Women who resist

March 20, 1991
Issue 

By Debra Wirth

"No one shall be subjected to torture or to cruel, inhuman or degrading treatment or punishment." — Article 5.
"No one shall be subjected to arbitrary arrest, detention or exile." — Article 9.

In theory, the Universal Declaration of Human Rights provides a comprehensive list of rights for all the world's people. In practice, they are violated every day. More and more of the sufferers of human rights abuses are women.

These violations against women are the subject of a report released on International Women's Day as part of a worldwide campaign to stop them. Amnesty International's Women in the front line documents violations, past and present, from more than 40 countries.

Julie Urquhart, from Amnesty's national office in Sydney, told Green Left that women suffer human rights abuses because "they work as lawyers, as doctors, as journalists.

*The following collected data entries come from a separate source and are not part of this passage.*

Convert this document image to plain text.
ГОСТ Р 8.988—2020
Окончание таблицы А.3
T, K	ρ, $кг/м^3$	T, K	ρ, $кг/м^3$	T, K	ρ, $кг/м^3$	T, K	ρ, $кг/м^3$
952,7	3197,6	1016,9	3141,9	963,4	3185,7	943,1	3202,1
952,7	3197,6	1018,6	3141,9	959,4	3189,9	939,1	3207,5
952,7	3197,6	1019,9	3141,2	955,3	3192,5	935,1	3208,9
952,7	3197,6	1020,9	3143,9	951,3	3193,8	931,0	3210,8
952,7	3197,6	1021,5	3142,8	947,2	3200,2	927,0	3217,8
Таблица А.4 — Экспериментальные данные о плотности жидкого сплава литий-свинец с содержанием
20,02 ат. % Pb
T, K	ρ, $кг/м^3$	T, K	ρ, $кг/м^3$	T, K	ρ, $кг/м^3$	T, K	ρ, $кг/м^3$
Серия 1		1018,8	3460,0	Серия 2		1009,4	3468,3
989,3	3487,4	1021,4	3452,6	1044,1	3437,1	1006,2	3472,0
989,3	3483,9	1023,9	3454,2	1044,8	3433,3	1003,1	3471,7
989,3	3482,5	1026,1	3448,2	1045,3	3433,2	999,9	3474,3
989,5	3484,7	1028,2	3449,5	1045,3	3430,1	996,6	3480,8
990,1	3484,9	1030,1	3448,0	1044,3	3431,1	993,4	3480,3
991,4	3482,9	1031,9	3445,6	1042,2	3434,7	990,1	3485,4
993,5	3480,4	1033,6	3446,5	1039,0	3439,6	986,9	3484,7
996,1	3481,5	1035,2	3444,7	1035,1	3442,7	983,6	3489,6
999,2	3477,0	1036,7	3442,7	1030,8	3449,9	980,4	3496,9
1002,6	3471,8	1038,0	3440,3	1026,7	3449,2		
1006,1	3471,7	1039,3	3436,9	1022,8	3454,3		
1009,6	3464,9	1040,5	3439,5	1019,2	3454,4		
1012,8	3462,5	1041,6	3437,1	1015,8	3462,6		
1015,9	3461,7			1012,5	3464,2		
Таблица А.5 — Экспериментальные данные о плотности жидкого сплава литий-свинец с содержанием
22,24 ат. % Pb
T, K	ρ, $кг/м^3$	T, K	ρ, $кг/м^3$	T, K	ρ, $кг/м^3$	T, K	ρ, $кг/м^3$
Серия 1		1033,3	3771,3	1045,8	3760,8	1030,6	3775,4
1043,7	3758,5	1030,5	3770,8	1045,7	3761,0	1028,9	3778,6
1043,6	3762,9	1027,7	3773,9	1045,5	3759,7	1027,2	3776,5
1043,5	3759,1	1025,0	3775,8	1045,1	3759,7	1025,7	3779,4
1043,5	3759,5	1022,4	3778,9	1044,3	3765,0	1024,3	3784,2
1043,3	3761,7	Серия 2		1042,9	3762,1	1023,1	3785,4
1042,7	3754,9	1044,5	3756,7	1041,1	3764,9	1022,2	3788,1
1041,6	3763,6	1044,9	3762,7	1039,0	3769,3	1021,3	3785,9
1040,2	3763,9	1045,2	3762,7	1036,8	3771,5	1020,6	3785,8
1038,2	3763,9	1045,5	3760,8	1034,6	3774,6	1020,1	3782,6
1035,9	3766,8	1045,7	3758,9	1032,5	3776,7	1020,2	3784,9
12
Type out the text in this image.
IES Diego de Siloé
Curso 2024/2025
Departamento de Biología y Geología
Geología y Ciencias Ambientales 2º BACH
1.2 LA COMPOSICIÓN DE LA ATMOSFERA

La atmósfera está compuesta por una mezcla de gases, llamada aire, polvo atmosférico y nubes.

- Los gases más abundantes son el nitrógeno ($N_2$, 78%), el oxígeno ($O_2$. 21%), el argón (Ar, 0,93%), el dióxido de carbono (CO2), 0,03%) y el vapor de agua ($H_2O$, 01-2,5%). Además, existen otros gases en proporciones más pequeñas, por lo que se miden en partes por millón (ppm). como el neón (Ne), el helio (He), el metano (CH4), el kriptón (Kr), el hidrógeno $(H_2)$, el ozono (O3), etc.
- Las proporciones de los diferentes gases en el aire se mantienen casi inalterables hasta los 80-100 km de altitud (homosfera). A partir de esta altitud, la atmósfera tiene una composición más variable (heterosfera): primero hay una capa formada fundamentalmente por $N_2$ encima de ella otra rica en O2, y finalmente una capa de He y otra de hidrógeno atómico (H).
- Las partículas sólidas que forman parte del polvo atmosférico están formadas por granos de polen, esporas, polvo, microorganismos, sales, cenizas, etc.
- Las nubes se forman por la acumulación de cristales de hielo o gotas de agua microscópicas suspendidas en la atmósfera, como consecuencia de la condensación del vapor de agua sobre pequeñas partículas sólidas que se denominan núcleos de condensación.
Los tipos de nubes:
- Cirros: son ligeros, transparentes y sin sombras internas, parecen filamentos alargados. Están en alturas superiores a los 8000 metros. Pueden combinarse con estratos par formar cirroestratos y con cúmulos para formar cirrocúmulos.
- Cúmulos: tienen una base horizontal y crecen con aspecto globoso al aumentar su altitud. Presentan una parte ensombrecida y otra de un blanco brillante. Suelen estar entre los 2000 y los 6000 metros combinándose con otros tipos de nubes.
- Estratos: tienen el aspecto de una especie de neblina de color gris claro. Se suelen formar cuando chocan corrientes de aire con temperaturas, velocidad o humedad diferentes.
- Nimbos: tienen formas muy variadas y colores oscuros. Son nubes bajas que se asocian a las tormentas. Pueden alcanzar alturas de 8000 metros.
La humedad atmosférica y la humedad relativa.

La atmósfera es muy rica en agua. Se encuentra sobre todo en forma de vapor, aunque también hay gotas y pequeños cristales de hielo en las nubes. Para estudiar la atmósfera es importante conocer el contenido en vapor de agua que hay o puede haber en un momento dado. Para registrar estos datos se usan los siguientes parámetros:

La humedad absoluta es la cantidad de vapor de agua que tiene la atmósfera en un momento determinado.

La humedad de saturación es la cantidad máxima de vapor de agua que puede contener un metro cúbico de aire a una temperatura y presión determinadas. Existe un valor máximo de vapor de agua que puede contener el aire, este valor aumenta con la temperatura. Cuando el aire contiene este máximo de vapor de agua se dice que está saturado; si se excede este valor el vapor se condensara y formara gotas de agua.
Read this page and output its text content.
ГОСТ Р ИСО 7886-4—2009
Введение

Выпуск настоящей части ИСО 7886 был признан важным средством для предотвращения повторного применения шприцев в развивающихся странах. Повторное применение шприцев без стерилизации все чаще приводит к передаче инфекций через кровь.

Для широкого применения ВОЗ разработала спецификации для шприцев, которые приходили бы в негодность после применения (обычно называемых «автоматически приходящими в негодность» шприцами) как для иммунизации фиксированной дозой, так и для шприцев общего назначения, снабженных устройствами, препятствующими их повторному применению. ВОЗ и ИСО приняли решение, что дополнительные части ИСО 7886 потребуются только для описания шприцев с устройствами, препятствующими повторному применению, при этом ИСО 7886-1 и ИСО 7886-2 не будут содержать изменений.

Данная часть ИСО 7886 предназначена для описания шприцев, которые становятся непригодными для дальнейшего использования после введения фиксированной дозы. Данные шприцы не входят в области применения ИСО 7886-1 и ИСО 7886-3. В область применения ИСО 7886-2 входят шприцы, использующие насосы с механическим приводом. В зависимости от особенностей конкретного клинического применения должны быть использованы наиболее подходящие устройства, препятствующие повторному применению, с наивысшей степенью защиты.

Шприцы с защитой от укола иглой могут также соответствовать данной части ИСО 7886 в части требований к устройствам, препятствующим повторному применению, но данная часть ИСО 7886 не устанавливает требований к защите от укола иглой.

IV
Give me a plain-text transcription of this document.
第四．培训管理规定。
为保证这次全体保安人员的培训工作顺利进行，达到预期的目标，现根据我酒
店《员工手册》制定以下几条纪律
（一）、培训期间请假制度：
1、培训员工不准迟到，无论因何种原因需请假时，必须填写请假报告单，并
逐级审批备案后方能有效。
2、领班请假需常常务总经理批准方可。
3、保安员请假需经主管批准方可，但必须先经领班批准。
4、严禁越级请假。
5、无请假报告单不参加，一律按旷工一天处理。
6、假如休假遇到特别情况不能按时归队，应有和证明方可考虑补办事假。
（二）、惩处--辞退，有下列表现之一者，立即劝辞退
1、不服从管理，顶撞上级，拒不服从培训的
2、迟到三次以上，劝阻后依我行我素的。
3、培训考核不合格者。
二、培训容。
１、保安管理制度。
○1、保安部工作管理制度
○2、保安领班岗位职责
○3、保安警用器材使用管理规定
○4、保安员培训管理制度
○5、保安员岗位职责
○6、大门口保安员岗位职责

Women are targeted more as they become more prominent and active in society. Because they work for their own rights and for the rights of their families."

Rape is used as a form of torture in attempts to extract information or "confessions" of opposition activity. Both a physical injury and an assault on a woman's mental and emotional well-being, rape is a particularly insidious human rights violation. Amnesty receives numerous reports of interrogators who have used, and continue to use, rape in this way.

The report also describes women suffering simply because they hold religious beliefs different from those approved by governments.

"Saudi Arabian authorities arrested Zahra' Habib Mansur al-Nasser, a housewife, in July 1989. As she and her husband returned from performing religious rites in Damascus, border guards had searched them and found in Zahra al-Nasser's possession a Shi'a prayer book and a photograph of Ayatollah Khomeini. The majority of suspected government opponents arrested in the Eastern Province of Saudi Arabia during 1989 were Shi'a Muslims. Three days later her dead body, reportedly bearing marks of torture, was returned to her family."

Although most human rights abuses against women detailed in the report occurred in Third World countries, it also describes incidents in the developed countries. However, the cases mentioned tend to be well known and are not documented in as much detail.

Urquhart called attention to conditions in Armagh Prison in Northern Ireland, the case of Mairhead Farrell and conditions at Lexington Federal Prison in the United States.

Several women held in Armagh Prison reported that strip-searches were not carried out solely for security purposes. Amnesty is concerned that they are performed with the deliberate intention of degrading or humiliating the women.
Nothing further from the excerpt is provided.